As you look back over your life and leadership one thing that surfaces in everyone's development story is relationships. Relationships that helped shape who we are as people and leaders. Yet one of the hardest things to do from a transformation perspective in a church family is to develop mentoring relationships at a scale that produces massive life change.
As we wrestle with how we create a culture where life on life transformation happens, there are two obstacles that surface to the top fast:
First, mentoring can't be prescribed or programitized (is that a new word?). You can't manufacture relationships that will work, so it has to be more organic in nature.
Secondly, people are intimidated by mentoring and the concept of mentoring.
It is this second obstacle that I think is the bottleneck for most churches, those who can mentor and should mentor ... are scared to mentor and confused as to what mentoring is.

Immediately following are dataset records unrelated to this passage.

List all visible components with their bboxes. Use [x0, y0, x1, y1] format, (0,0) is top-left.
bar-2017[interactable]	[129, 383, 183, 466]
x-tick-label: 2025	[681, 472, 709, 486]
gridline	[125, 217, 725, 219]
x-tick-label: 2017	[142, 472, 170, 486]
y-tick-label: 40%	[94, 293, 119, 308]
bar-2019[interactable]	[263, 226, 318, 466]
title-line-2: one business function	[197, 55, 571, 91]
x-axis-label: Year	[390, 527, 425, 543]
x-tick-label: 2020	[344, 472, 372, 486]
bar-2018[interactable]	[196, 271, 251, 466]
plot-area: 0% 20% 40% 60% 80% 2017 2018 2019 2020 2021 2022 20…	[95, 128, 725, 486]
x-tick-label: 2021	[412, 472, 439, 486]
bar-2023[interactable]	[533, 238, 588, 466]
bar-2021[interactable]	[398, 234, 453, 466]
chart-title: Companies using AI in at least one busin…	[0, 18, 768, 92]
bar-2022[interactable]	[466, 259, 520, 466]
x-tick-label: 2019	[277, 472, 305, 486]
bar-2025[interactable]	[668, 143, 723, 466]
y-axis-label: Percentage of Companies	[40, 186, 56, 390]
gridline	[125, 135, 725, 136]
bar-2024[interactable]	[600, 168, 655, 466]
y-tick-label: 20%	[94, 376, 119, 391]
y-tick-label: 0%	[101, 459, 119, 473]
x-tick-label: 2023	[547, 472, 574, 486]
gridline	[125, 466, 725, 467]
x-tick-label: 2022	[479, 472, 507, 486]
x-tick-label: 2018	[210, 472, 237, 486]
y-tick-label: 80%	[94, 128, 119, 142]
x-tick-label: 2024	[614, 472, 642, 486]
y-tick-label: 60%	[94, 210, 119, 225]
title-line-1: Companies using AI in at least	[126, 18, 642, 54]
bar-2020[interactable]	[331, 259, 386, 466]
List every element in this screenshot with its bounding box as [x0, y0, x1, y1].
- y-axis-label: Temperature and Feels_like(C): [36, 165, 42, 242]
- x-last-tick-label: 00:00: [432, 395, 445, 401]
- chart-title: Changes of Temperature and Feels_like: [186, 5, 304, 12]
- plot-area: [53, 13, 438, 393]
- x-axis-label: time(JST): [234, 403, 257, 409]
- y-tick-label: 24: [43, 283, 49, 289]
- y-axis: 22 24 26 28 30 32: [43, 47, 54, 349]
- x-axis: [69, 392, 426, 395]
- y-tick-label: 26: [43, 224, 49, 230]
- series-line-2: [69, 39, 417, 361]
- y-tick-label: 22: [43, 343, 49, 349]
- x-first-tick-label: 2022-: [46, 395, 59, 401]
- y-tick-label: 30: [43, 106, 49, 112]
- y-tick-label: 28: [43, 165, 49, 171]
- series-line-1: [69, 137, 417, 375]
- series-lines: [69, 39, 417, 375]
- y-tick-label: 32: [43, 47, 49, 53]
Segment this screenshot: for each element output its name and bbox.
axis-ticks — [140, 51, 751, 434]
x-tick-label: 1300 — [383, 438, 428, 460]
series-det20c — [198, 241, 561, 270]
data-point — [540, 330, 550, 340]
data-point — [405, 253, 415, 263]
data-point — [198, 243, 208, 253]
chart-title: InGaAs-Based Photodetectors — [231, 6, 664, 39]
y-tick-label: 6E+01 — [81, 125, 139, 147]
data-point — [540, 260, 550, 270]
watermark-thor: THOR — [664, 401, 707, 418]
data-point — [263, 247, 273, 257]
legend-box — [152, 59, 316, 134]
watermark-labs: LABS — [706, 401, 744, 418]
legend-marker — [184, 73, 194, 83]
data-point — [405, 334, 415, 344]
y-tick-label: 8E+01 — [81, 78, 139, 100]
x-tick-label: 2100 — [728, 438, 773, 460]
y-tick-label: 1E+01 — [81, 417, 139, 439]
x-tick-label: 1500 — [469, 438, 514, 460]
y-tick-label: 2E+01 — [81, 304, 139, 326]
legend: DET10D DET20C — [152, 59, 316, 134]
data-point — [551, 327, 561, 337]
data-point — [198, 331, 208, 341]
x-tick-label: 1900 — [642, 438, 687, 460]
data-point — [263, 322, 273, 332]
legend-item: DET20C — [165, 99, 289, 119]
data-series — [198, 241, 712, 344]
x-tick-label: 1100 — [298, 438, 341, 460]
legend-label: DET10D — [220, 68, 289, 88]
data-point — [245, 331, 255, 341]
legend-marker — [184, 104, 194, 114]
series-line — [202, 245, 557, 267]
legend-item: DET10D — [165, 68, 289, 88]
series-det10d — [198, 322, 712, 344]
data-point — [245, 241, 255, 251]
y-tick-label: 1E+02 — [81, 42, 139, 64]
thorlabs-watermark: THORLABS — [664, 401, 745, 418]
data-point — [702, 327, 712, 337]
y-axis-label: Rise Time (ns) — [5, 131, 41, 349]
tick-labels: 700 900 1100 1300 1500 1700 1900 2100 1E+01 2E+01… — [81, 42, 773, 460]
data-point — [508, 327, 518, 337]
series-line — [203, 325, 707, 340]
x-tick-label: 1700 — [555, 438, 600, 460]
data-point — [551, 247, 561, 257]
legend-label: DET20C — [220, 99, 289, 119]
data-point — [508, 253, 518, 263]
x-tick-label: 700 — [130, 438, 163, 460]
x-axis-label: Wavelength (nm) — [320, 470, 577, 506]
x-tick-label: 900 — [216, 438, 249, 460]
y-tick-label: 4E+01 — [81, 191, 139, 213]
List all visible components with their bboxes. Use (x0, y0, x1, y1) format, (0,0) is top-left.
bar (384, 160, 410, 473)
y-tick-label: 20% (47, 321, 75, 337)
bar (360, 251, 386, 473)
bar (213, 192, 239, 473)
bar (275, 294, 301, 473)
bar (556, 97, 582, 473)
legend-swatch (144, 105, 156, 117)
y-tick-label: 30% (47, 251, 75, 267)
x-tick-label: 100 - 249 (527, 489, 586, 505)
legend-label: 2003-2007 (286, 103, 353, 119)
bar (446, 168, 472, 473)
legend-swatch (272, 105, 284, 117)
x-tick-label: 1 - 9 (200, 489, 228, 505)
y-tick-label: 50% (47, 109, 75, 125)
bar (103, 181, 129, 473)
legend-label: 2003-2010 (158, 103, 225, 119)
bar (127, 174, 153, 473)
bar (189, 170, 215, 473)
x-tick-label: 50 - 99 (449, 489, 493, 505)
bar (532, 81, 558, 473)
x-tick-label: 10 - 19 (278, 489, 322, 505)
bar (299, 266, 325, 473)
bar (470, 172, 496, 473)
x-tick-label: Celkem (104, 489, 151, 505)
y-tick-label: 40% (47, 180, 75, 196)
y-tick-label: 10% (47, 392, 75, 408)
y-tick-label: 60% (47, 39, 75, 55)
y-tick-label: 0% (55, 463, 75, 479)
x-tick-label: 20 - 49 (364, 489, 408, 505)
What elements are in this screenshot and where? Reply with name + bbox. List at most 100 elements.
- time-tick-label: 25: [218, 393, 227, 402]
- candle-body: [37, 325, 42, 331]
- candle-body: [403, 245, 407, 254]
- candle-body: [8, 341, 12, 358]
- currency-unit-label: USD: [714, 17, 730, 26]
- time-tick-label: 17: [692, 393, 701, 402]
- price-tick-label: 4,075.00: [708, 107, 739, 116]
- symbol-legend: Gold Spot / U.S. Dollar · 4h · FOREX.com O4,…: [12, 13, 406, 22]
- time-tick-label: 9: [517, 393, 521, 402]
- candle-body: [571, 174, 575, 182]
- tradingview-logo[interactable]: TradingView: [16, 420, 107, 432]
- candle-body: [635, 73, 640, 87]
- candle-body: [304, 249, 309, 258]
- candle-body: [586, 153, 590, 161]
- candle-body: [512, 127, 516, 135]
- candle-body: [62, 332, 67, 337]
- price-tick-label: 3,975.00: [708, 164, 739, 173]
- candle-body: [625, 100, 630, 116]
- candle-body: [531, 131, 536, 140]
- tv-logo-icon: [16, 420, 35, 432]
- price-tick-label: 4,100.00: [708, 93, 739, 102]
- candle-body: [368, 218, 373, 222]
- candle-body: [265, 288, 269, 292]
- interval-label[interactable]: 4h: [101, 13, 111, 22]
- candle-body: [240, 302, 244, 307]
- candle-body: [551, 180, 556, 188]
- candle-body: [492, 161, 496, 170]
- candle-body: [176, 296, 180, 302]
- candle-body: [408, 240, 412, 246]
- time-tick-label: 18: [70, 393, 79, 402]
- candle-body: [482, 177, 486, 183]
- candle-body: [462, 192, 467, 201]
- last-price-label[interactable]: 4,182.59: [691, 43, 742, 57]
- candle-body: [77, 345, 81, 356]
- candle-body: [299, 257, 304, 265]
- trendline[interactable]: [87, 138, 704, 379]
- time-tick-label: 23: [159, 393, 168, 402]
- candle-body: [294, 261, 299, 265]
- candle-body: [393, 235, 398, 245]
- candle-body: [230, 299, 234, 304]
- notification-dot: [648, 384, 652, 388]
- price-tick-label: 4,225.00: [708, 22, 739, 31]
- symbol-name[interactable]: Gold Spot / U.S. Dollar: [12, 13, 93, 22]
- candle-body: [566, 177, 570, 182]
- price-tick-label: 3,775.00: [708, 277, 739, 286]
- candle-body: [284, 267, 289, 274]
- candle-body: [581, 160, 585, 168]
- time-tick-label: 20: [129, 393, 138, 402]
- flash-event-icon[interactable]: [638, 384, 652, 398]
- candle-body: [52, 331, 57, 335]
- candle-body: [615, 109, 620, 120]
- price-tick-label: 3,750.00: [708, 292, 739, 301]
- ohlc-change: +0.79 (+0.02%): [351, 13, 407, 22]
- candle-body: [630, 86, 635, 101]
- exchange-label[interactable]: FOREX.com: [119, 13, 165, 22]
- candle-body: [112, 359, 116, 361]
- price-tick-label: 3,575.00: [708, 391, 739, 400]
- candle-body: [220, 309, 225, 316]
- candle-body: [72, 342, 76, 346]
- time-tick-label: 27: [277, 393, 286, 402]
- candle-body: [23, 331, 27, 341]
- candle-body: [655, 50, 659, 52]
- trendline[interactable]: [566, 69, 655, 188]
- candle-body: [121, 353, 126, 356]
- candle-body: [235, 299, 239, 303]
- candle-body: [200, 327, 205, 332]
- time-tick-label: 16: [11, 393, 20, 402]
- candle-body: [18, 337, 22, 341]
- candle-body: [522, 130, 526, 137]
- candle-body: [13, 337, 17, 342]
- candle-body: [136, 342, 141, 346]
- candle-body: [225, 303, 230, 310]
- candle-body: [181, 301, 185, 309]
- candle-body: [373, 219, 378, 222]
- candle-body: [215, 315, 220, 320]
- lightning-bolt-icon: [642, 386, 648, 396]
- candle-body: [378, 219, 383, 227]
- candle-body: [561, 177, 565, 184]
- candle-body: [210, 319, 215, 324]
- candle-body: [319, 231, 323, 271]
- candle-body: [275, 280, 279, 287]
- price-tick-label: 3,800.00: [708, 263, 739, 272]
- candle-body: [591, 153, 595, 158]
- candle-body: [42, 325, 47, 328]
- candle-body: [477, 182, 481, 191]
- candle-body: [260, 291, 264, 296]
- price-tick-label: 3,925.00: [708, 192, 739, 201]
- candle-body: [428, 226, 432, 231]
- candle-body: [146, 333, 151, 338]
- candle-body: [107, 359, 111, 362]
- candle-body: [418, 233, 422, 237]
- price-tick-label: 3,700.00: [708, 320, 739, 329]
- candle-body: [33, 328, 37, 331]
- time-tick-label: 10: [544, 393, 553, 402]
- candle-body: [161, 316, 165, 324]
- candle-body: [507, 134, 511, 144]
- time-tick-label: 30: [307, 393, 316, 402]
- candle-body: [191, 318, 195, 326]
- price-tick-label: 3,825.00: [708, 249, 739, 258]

Too many of us have a picture in our head when we hear the word "mentoring" that is very limiting to the relationships we can develop. We either have a master / student picture, where one person dumps their full bucket of wisdom into someone dry bucket. Or we have an accountability relationship picture where you ask me 7 questions and I will ask you 7 questions. Everyone I talk to seems to have a mental form in their mind when it comes to mentoring, usually a pretty narrow form.
For mentoring to ignite in a church, we have to help people have a new mental picture. The picture that I've adopted, most due to a mentor of mine Rowland Forman, is that mentoring is an intentional spiritual friendship. It can take many shapes and forms, but it is simply a friendship that is intentional about helping each other live well. If it is a friendship, but not intentional ... that isn't mentoring. If it is intentional without the friendship, that isn't mentoring ... that's someone's project, and no one wants to be a project.
As you think of mentoring, let's think of it as not a specific form but the function of intentional spiritual friendships.